Balance of Convenience
[19]
The third part of the RJR-MacDonald test considers which party will suffer the greater harm from granting the interlocutory injunction, pending a decision on the merits of the application for judicial review. We have already established the fact that any harm to Mr. Cadostin is compensable monetarily.
[20]
On the other hand, the Commission’s corrective action has already been carried out by CIRNA. Granting the injunction would mean reinstating Mr. Cadostin in the position from which he was removed, which would involve both practical difficulties and require that CIRNA employ an individual who the Commission found had committed fraud in an appointment process – meaning that he may not have been qualified for the role in the first place. This would not be in the public interest.
[21]
The Commission is charged with promoting and protecting the public interest and has carried out its responsibility under its legislation. The PSEA is designed to ensure integrity, and merit-based appointments within the public service process.
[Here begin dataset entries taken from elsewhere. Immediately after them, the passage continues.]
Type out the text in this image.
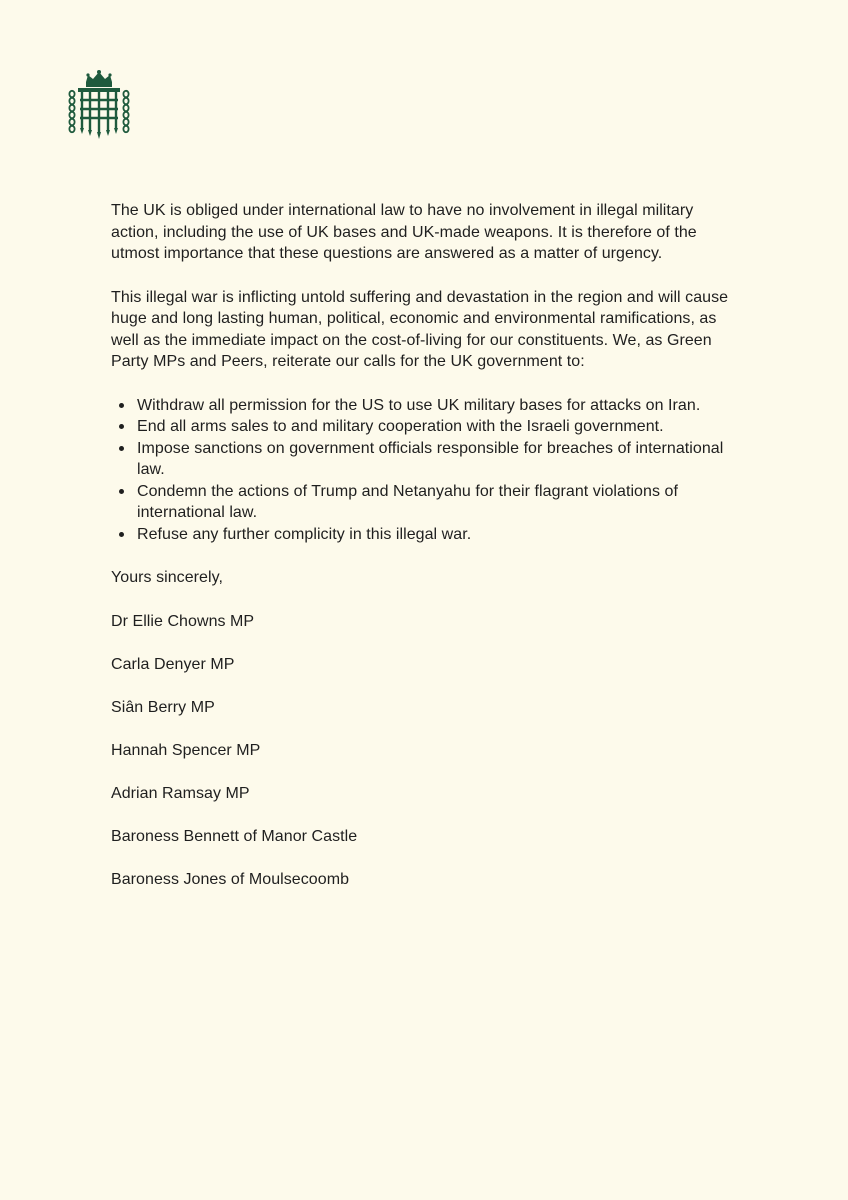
The UK is obliged under international law to have no involvement in illegal military action, including the use of UK bases and UK-made weapons. It is therefore of the utmost importance that these questions are answered as a matter of urgency.

This illegal war is inflicting untold suffering and devastation in the region and will cause huge and long lasting human, political, economic and environmental ramifications, as well as the immediate impact on the cost-of-living for our constituents. We, as Green Party MPs and Peers, reiterate our calls for the UK government to:

Withdraw all permission for the US to use UK military bases for attacks on Iran.
End all arms sales to and military cooperation with the Israeli government.
Impose sanctions on government officials responsible for breaches of international law.
Condemn the actions of Trump and Netanyahu for their flagrant violations of international law.
Refuse any further complicity in this illegal war.

Yours sincerely,

Dr Ellie Chowns MP

Carla Denyer MP

Siân Berry MP

Hannah Spencer MP

Adrian Ramsay MP

Baroness Bennett of Manor Castle

Baroness Jones of Moulsecoomb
To maintain and safeguard the fundamental values of the public service, including the commitment to ensuring that appointments in the public service are based on merit, Parliament gave the Commission power to investigate and correct fraudulent appointment processes (see PSEA at sections 69–76).
[22]
As a result, the public interest would be harmed by restraining the Commission’s action in this case, in that it would prevent the Commission from carrying out its statutory duties and effectively exercising its enforcement responsibilities (RJR-MacDonald at p 346). If there have indeed been breaches of fairness or other fatal flaws in the Commission’s decision, those will be addressed at the judicial review hearing.
[23]
In sum, the balance of convenience favours the Respondent.
IV.
Conclusion
[24]
As Mr. Cadostin has failed to meet the second and third parts of the RJR-MacDonald test, injunctive relief cannot be granted.